Eu não aceito o seu espelho enfeitado, doutor Ted. O senhor quer dobrar o braço da morte para ver se ele faz sombra bonita no chão. Eu lhe esfrego o focinho afundado do Estrela — cartilagem berrando, a lama gorda tapando o ar, o afogamento sem plateia — e o senhor, agarrado à sua teimosia funda de quem se acha dono da própria luz, vira o barco todo do avesso para a água não entrar. O senhor retrucou que a minha fúria rascante, a minha recusa de beber do seu consolo frouxo, seria, veja só a sua astúcia miúda, a “única e verdadeira dignidade” que nos sobra na cova. Mas o senhor erra a mão na medida da coisa. Arranca dignidade de onde só tem farelo e suor frio. Não tem heroísmo no meu escoicear, doutor. Tem só o couro sentindo a patada que vai amassar o osso.

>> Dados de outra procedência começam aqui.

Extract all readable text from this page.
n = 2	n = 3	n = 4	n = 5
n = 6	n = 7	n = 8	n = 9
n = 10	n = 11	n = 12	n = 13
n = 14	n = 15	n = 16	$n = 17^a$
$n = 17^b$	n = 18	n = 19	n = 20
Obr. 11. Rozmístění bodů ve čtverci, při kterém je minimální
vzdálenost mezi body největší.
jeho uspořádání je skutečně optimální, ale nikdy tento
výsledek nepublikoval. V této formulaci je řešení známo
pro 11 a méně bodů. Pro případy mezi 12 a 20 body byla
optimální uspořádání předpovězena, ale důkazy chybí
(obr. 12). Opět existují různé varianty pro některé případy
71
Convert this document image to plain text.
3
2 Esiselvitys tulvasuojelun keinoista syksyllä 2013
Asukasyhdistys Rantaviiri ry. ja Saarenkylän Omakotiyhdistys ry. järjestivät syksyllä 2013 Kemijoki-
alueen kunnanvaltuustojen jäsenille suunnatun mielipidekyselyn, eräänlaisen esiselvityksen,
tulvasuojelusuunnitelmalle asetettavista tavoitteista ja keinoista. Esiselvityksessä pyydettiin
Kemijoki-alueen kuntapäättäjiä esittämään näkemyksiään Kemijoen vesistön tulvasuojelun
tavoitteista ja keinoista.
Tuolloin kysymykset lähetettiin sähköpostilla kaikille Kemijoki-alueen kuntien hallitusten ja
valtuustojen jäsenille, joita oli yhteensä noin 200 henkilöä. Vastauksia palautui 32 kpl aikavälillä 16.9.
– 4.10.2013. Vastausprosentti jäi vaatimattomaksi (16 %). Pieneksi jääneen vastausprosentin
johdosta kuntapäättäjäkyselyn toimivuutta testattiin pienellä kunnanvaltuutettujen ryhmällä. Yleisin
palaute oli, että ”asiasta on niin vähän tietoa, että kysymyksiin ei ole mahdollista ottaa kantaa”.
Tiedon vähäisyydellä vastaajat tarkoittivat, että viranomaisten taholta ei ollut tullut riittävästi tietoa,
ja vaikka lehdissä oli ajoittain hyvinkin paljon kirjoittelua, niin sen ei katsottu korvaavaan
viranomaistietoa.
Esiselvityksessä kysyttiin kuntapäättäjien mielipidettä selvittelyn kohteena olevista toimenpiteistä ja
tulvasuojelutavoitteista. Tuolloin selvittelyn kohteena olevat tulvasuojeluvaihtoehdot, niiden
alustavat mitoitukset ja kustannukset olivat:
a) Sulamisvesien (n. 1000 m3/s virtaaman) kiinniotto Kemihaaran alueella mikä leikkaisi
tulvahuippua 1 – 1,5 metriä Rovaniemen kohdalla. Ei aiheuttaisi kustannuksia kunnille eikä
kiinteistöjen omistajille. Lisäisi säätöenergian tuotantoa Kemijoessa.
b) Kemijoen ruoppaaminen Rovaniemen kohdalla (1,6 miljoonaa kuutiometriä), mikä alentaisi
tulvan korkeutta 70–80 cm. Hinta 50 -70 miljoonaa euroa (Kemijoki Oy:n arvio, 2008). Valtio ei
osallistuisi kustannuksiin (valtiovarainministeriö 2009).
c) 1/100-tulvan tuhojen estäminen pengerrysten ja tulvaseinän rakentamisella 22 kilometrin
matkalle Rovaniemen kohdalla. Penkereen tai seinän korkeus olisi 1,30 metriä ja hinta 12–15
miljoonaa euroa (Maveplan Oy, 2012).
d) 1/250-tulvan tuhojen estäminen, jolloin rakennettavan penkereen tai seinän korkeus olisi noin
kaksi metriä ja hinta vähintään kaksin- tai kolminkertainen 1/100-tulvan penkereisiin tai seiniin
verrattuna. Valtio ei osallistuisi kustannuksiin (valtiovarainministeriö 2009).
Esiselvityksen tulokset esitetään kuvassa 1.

Eu lhe mostro de onde vem a minha fúria, e não é de intelecto brilhando num céu vazio para guardar herança nenhuma, não. É do faro de bicho na trincheira grossa. Agorinha pouco, o sol quase no poente, eu estava aqui de banda na soleira da varanda, espiando o terreiro esturricado que queima a sola. O Trovão, meu cachorro velho que de tão miúdo já embaraça a vista com catarata até na unha, tava roncando de banda no chão duro. Sabe o que é um corpo arriado dormir à espera do golpe invisível? Pois foi a conta do ronco e a cobra coral verdadeira — bicho sem nome no peito, laço de frio escuro, listrada de morte redonda — deslizou fazendo rastro calado pro pé dele. A cartilagem secou na minha garganta. Eu vi o perigo enrolando o feixe, bicho miúdo da desgraça lambendo a poeira, e berrei com raiva amoral, rasgando o silêncio sem enfeite nenhum:
— Trovão! Pula daí, diacho! Pula ou te enterro amanhã!
O cachorro estrebuchou e miou o osso, um ganido torto de susto de carne cega, e catou as pernas pro canto da lenha. A coral, com aquele faro mudo e gordo da terra oca que devora silêncio, escorregou e entrou num buraco ralo debaixo da escada.
O cachorro ofegava e o corpo tremia. A minha mão também tremia, feito graveto ralado na pedra, não tenho vergonha do osso doer.
— Tá tremendo a perna toda porque o chão frio quase lambeu tua barriga, cachorro covarde — eu disse pra ele. — E a minha catinga de susto é igual. Mas me diga aqui, velho frouxo de rabo murcho, você acha que essa coragem sua de recusar a coral verdadeira… você acha que pular o salto pra longe da patada gorda é um baluarte de poesia erguida?
O cachorro nem olhou para cima. Sabe que é carne, e nada mais.
E eu lhe digo a mesma sentença, doutor Ted. A minha “recusa absoluta” do seu enfeite e a fúria com que espanto sua poesia amarrada na desgraça miúda… não tem catedral atrás dela, não. É igual ao repuxar frouxo do rabo do meu cachorro pardo. Eu lhe grito aqui contra o abismo porque não aguento o fedor da cova miúda que engorda as raízes quietas, e só não engulo a lama turva sem espernear porque sou bicho que sente a água subindo e odeio o gosto amargo do entulho cego raspando a garganta. O meu repúdio amoral não preserva valor nenhum, não alça minha vida à testemunha da luz. Apenas afasta, escoiceando no escuro, a boca rascante da onça invisível para longe do meu pé esturricado.
Eu discordo do senhor até o fundo do meu não-saber. O senhor me perdoe, mas eu mordo o buraco escuro das suas ideias porque a treva tem cheiro ruim e pavor é coisa grossa que não aceita se dobrar em fita bonita de presente pro nada. O instinto rasteiro de espantar a cobra não forja grandeza, nem testemunha, nem corda dourada que puxe beleza do poço raso. É covardia berrando à toa. O que sobra, doutor Ted, é o salto torto pro lado e o cheiro azedo do medo suando do couro.
E a minha espinha lhe devolve a estocada rasteira de hoje: o senhor consegue segurar o osso amargo de ser apenas um rabo murcho no susto, como o meu velho Trovão, ou ainda prefere que eu lhe amarre um sininho de prata no guizo da coral da desgraça nua, pra enganar o buraco raso com a musiquinha do pavor enfeitado?